Kids take advantage of the situation. And it makes one despair. At least, that’s what she said. I had no idea what she was talking about.

Now, if you don’t know, I have a one-year-old and a two-year-old, in addition to an odd assortment of others– none of which can babysit, operate heavy machinery, or iron clothes yet. Now, my two-year-old is a gem, God bless her. However, my one-year-old is—ahem—less sanctified, shall we say.

It makes me think we should spend more time talking with the old folks. See what I mean here:

The Old-Time Family
By Edgar Guest

It makes me smile to hear ‘em tell each other nowadays
The burdens they are bearing, with a child or two to raise.
Of course the cost of living has gone soaring to the sky
And our kids are wearing garments that my parents couldn’t buy.
Now my father wasn’t wealthy, but I never heard him squeal
Because eight of us were sitting at the table every meal.

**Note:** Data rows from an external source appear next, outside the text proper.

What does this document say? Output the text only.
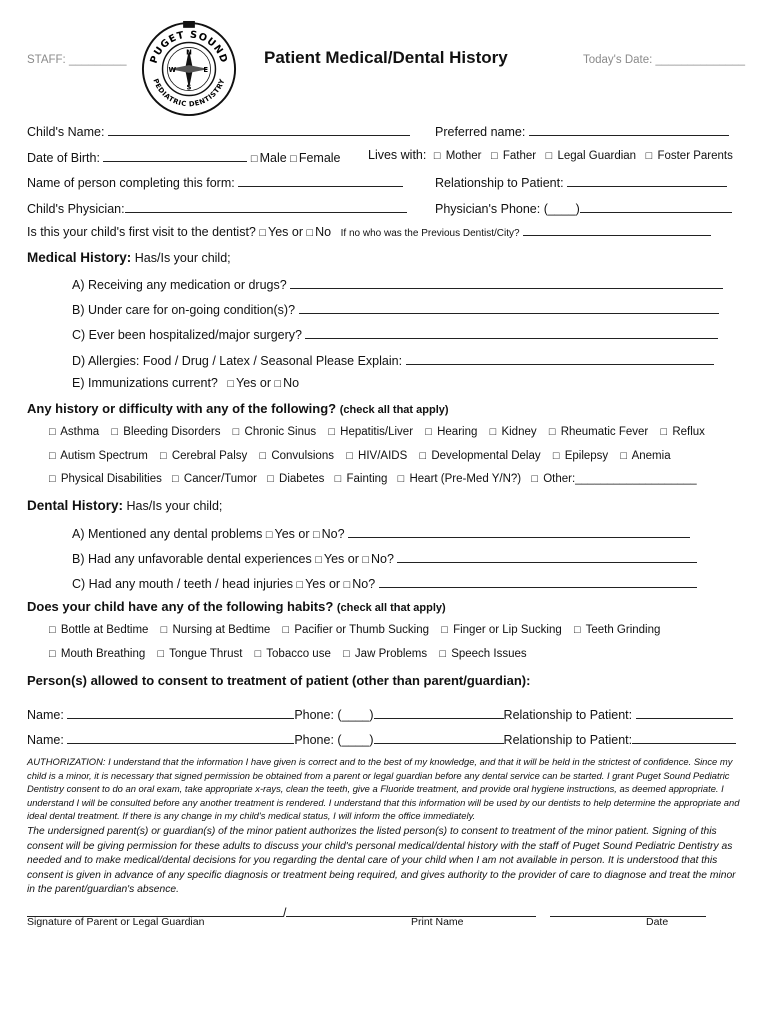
STAFF: _________
N
S
E
W
PUGET SOUND
PEDIATRIC DENTISTRY
Patient Medical/Dental History	Today's Date: ______________
Child's Name:	Preferred name:
Date of Birth:	□ Male □ Female Lives with: □ Mother □ Father □ Legal Guardian □ Foster Parents
Name of person completing this form:	Relationship to Patient:
Child's Physician:	Physician's Phone: (____)
Is this your child's first visit to the dentist? □ Yes or □ No If no who was the Previous Dentist/City?
Medical History: Has/Is your child;
A) Receiving any medication or drugs?
B) Under care for on-going condition(s)?
C) Ever been hospitalized/major surgery?
D) Allergies: Food / Drug / Latex / Seasonal Please Explain:
E) Immunizations current? □ Yes or □ No
Any history or difficulty with any of the following? (check all that apply)
□ Asthma □ Bleeding Disorders □ Chronic Sinus □ Hepatitis/Liver □ Hearing □ Kidney □ Rheumatic Fever □ Reflux
□ Autism Spectrum □ Cerebral Palsy □ Convulsions □ HIV/AIDS □ Developmental Delay □ Epilepsy □ Anemia
□ Physical Disabilities □ Cancer/Tumor □ Diabetes □ Fainting □ Heart (Pre-Med Y/N?) □ Other:___________________
Dental History: Has/Is your child;
A) Mentioned any dental problems □ Yes or □ No?
B) Had any unfavorable dental experiences □ Yes or □ No?
C) Had any mouth / teeth / head injuries □ Yes or □ No?
Does your child have any of the following habits? (check all that apply)
□ Bottle at Bedtime □ Nursing at Bedtime □ Pacifier or Thumb Sucking □ Finger or Lip Sucking □ Teeth Grinding
□ Mouth Breathing □ Tongue Thrust □ Tobacco use □ Jaw Problems □ Speech Issues
Person(s) allowed to consent to treatment of patient (other than parent/guardian):
Name:	Phone: (____)	Relationship to Patient:
Name:	Phone: (____)	Relationship to Patient:
AUTHORIZATION: I understand that the information I have given is correct and to the best of my knowledge, and that it will be held in the strictest of confidence. Since my child is a minor, it is necessary that signed permission be obtained from a parent or legal guardian before any dental service can be started. I grant Puget Sound Pediatric Dentistry consent to do an oral exam, take appropriate x-rays, clean the teeth, give a Fluoride treatment, and provide oral hygiene instructions, as deemed appropriate. I understand I will be consulted before any another treatment is rendered. I understand that this information will be used by our dentists to help determine the appropriate and ideal dental treatment. If there is any change in my child's medical status, I will inform the office immediately.
The undersigned parent(s) or guardian(s) of the minor patient authorizes the listed person(s) to consent to treatment of the minor patient. Signing of this consent will be giving permission for these adults to discuss your child's personal medical/dental history with the staff of Puget Sound Pediatric Dentistry as needed and to make medical/dental decisions for you regarding the dental care of your child when I am not available in person. It is understood that this consent is given in advance of any specific diagnosis or treatment being required, and gives authority to the provider of care to diagnose and treat the minor in the parent/guardian's absence.
/
Signature of Parent or Legal Guardian	Print Name	Date
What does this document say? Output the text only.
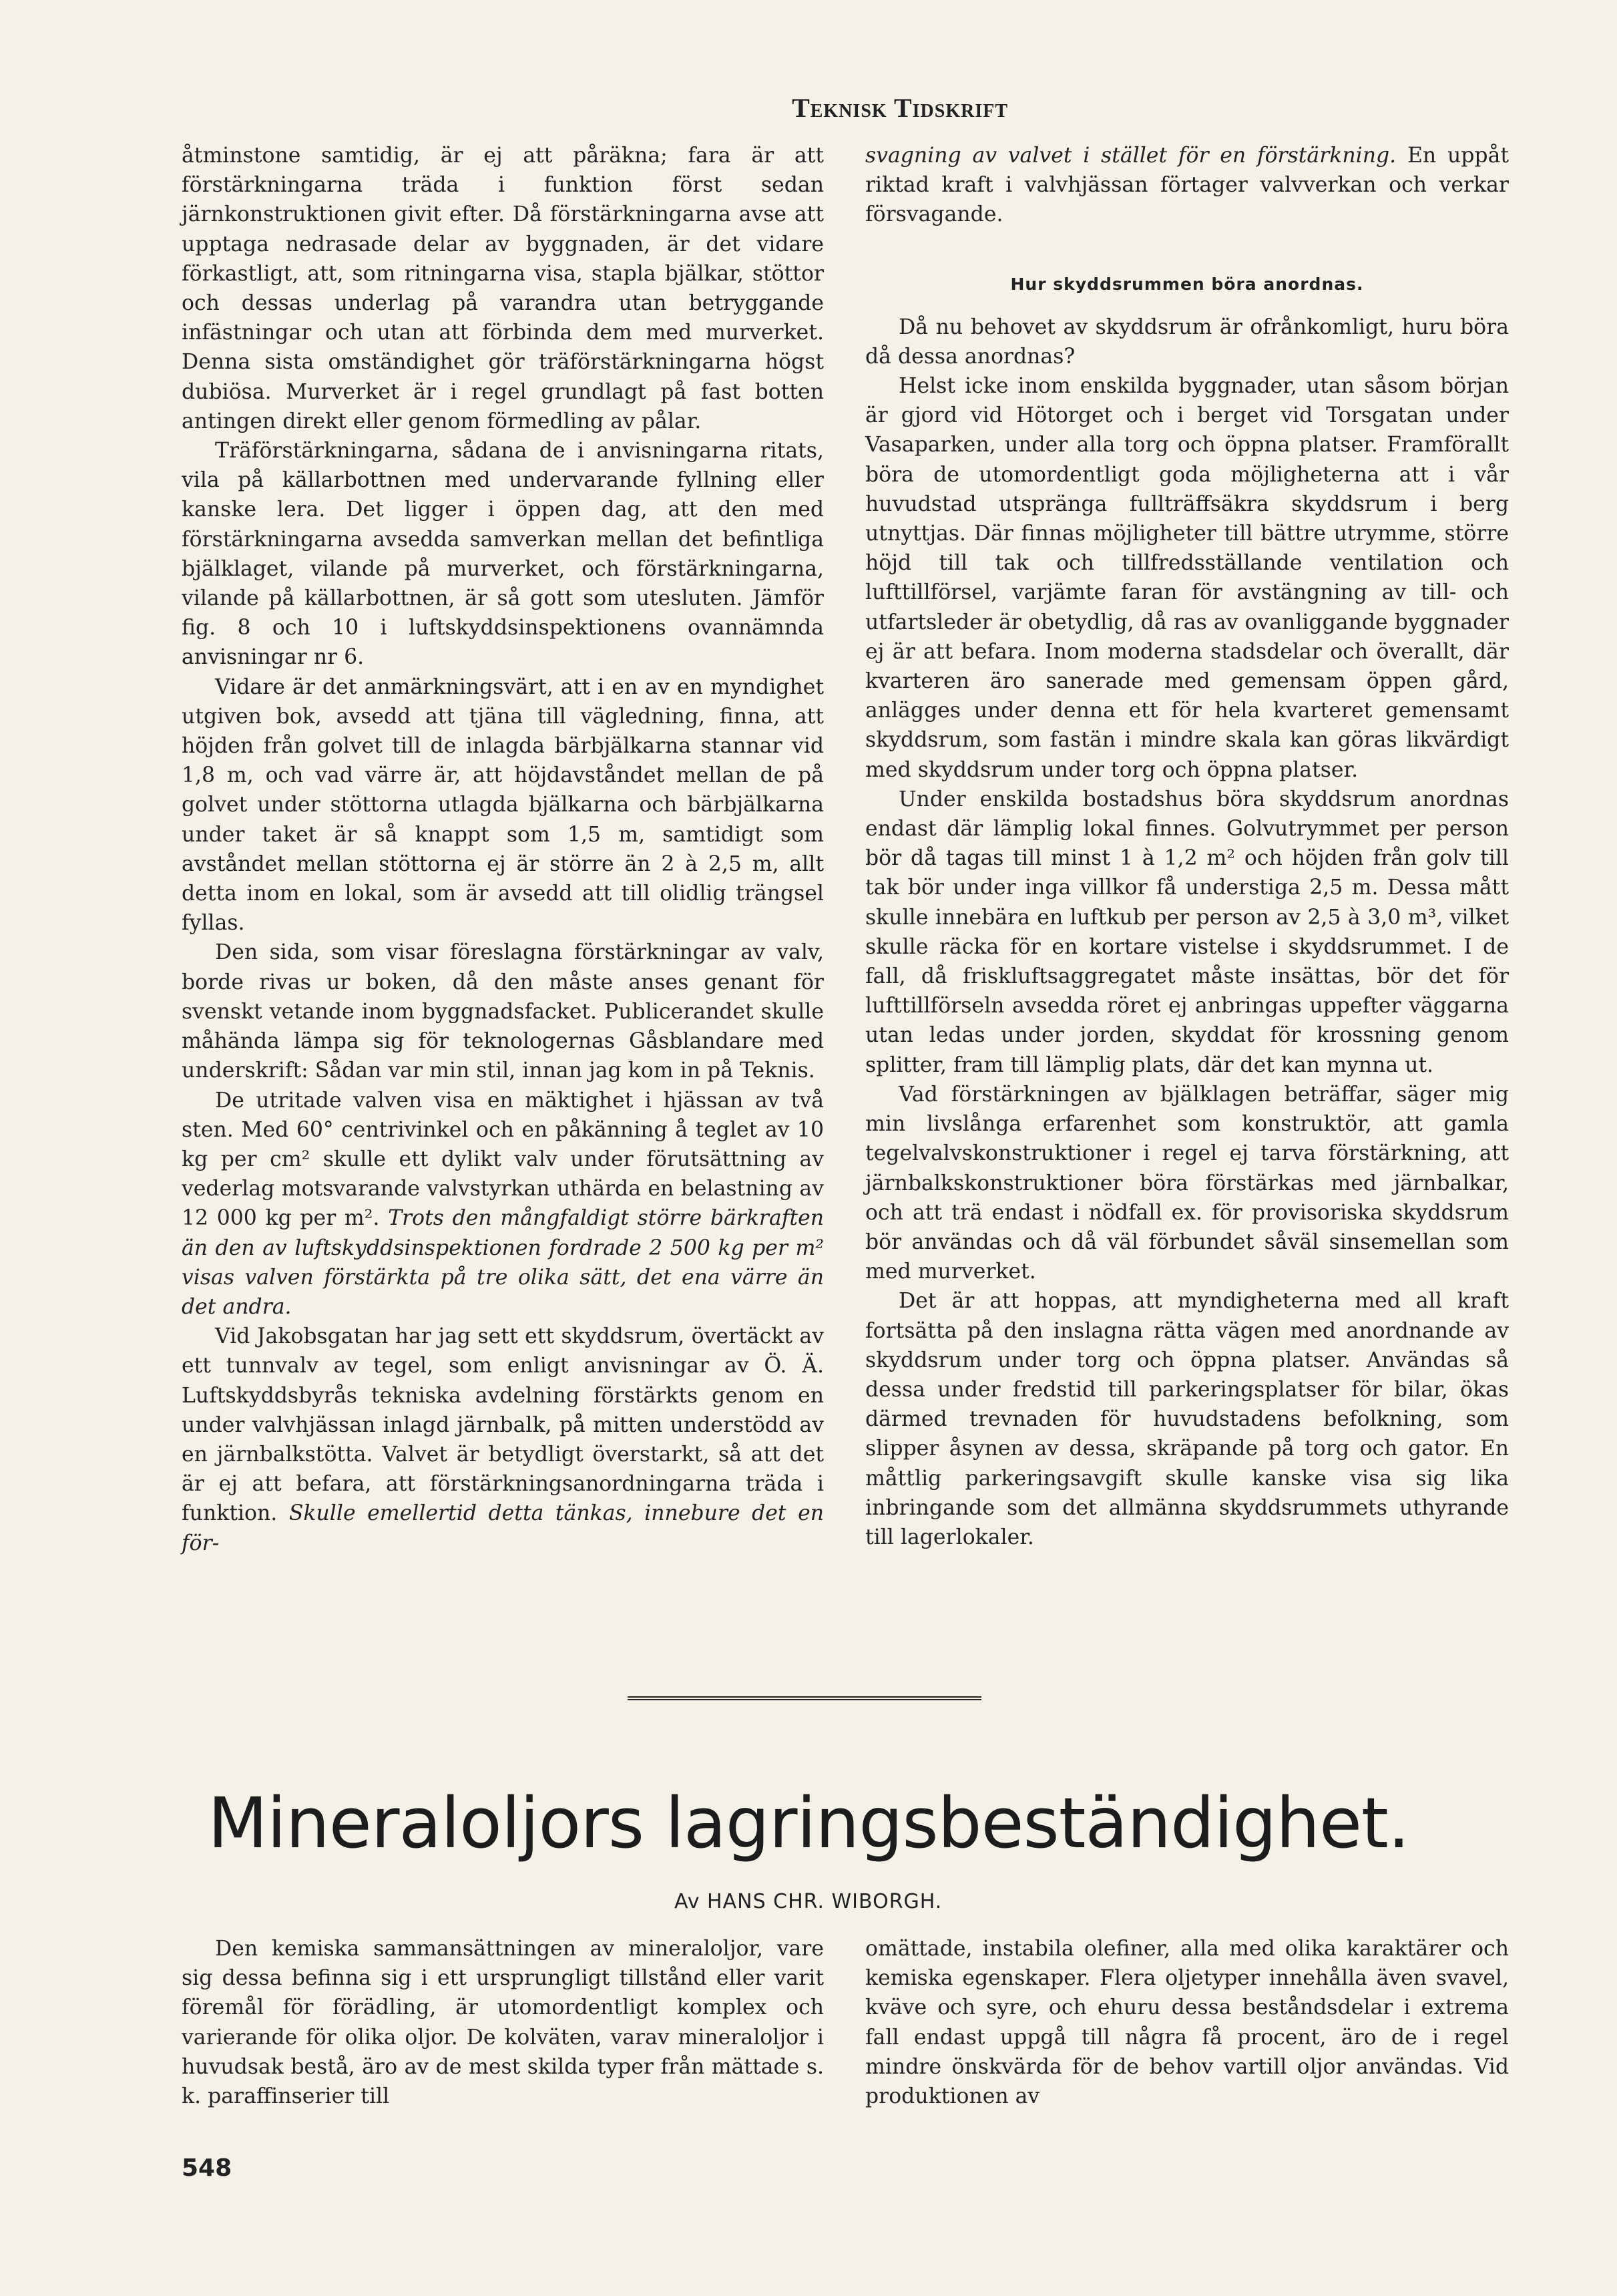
Teknisk Tidskrift

åtminstone samtidig, är ej att påräkna; fara är att förstärkningarna träda i funktion först sedan järnkonstruktionen givit efter. Då förstärkningarna avse att upptaga nedrasade delar av byggnaden, är det vidare förkastligt, att, som ritningarna visa, stapla bjälkar, stöttor och dessas underlag på varandra utan betryggande infästningar och utan att förbinda dem med murverket. Denna sista omständighet gör träförstärkningarna högst dubiösa. Murverket är i regel grundlagt på fast botten antingen direkt eller genom förmedling av pålar.

Träförstärkningarna, sådana de i anvisningarna ritats, vila på källarbottnen med undervarande fyllning eller kanske lera. Det ligger i öppen dag, att den med förstärkningarna avsedda samverkan mellan det befintliga bjälklaget, vilande på murverket, och förstärkningarna, vilande på källarbottnen, är så gott som uteslutеn. Jämför fig. 8 och 10 i luftskyddsinspektionens ovannämnda anvisningar nr 6.

Vidare är det anmärkningsvärt, att i en av en myndighet utgiven bok, avsedd att tjäna till vägledning, finna, att höjden från golvet till de inlagda bärbjälkarna stannar vid 1,8 m, och vad värre är, att höjdavståndet mellan de på golvet under stöttorna utlagda bjälkarna och bärbjälkarna under taket är så knappt som 1,5 m, samtidigt som avståndet mellan stöttorna ej är större än 2 à 2,5 m, allt detta inom en lokal, som är avsedd att till olidlig trängsel fyllas.

Den sida, som visar föreslagna förstärkningar av valv, borde rivas ur boken, då den måste anses genant för svenskt vetande inom byggnadsfacket. Publicerandet skulle måhända lämpa sig för teknologernas Gåsblandare med underskrift: Sådan var min stil, innan jag kom in på Teknis.

De utritade valven visa en mäktighet i hjässan av två sten. Med 60° centrivinkel och en påkänning å teglet av 10 kg per cm² skulle ett dylikt valv under förutsättning av vederlag motsvarande valvstyrkan uthärda en belastning av 12 000 kg per m². Trots den mångfaldigt större bärkraften än den av luftskyddsinspektionen fordrade 2 500 kg per m² visas valven förstärkta på tre olika sätt, det ena värre än det andra.

Vid Jakobsgatan har jag sett ett skyddsrum, övertäckt av ett tunnvalv av tegel, som enligt anvisningar av Ö. Ä. Luftskyddsbyrås tekniska avdelning förstärkts genom en under valvhjässan inlagd järnbalk, på mitten understödd av en järnbalkstötta. Valvet är betydligt överstarkt, så att det är ej att befara, att förstärkningsanordningarna träda i funktion. Skulle emellertid detta tänkas, innebure det en för-

svagning av valvet i stället för en förstärkning. En uppåt riktad kraft i valvhjässan förtager valvverkan och verkar försvagande.

Hur skyddsrummen böra anordnas.

Då nu behovet av skyddsrum är ofrånkomligt, huru böra då dessa anordnas?

Helst icke inom enskilda byggnader, utan såsom början är gjord vid Hötorget och i berget vid Torsgatan under Vasaparken, under alla torg och öppna platser. Framförallt böra de utomordentligt goda möjligheterna att i vår huvudstad utspränga fullträffsäkra skyddsrum i berg utnyttjas. Där finnas möjligheter till bättre utrymme, större höjd till tak och tillfredsställande ventilation och lufttillförsel, varjämte faran för avstängning av till- och utfartsleder är obetydlig, då ras av ovanliggande byggnader ej är att befara. Inom moderna stadsdelar och överallt, där kvarteren äro sanerade med gemensam öppen gård, anlägges under denna ett för hela kvarteret gemensamt skyddsrum, som fastän i mindre skala kan göras likvärdigt med skyddsrum under torg och öppna platser.

Under enskilda bostadshus böra skyddsrum anordnas endast där lämplig lokal finnes. Golvutrymmet per person bör då tagas till minst 1 à 1,2 m² och höjden från golv till tak bör under inga villkor få understiga 2,5 m. Dessa mått skulle innebära en luftkub per person av 2,5 à 3,0 m³, vilket skulle räcka för en kortare vistelse i skyddsrummet. I de fall, då friskluftsaggregatet måste insättas, bör det för lufttillförseln avsedda röret ej anbringas uppefter väggarna utan ledas under jorden, skyddat för krossning genom splitter, fram till lämplig plats, där det kan mynna ut.

Vad förstärkningen av bjälklagen beträffar, säger mig min livslånga erfarenhet som konstruktör, att gamla tegelvalvskonstruktioner i regel ej tarva förstärkning, att järnbalkskonstruktioner böra förstärkas med järnbalkar, och att trä endast i nödfall ex. för provisoriska skyddsrum bör användas och då väl förbundet såväl sinsemellan som med murverket.

Det är att hoppas, att myndigheterna med all kraft fortsätta på den inslagna rätta vägen med anordnande av skyddsrum under torg och öppna platser. Användas så dessa under fredstid till parkeringsplatser för bilar, ökas därmed trevnaden för huvudstadens befolkning, som slipper åsynen av dessa, skräpande på torg och gator. En måttlig parkeringsavgift skulle kanske visa sig lika inbringande som det allmänna skyddsrummets uthyrande till lagerlokaler.

Mineraloljors lagringsbeständighet.
Av HANS CHR. WIBORGH.

Den kemiska sammansättningen av mineraloljor, vare sig dessa befinna sig i ett ursprungligt tillstånd eller varit föremål för förädling, är utomordentligt komplex och varierande för olika oljor. De kolväten, varav mineraloljor i huvudsak bestå, äro av de mest skilda typer från mättade s. k. paraffinserier till

omättade, instabila olefiner, alla med olika karaktärer och kemiska egenskaper. Flera oljetyper innehålla även svavel, kväve och syre, och ehuru dessa beståndsdelar i extrema fall endast uppgå till några få procent, äro de i regel mindre önskvärda för de behov vartill oljor användas. Vid produktionen av

548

People fancy they are martyrs if their children number three,
And four or five they reckon makes a large-sized family.
A dozen hungry youngsters at a table I have seen
And their daddy didn’t grumble when they licked the platter clean.
Oh, I wonder how these mothers and these fathers up-to-date
Would like the job of buying little shoes for seven or eight.

We were eight around the table in those happy days back them,
Eight that cleaned our plates of pot-pie and then passed them up again;
Eight that needed shoes and stockings, eight to wash and put to bed,
And with mighty little money in the purse, as I have said,
But with all the care we brought them, and through all the days of stress,
I never heard my father or my mother wish for less.

One of the reasons I lean toward the old paths is because the people were less distracted than we are. Their lives were simpler; they knew what was important and what wasn’t.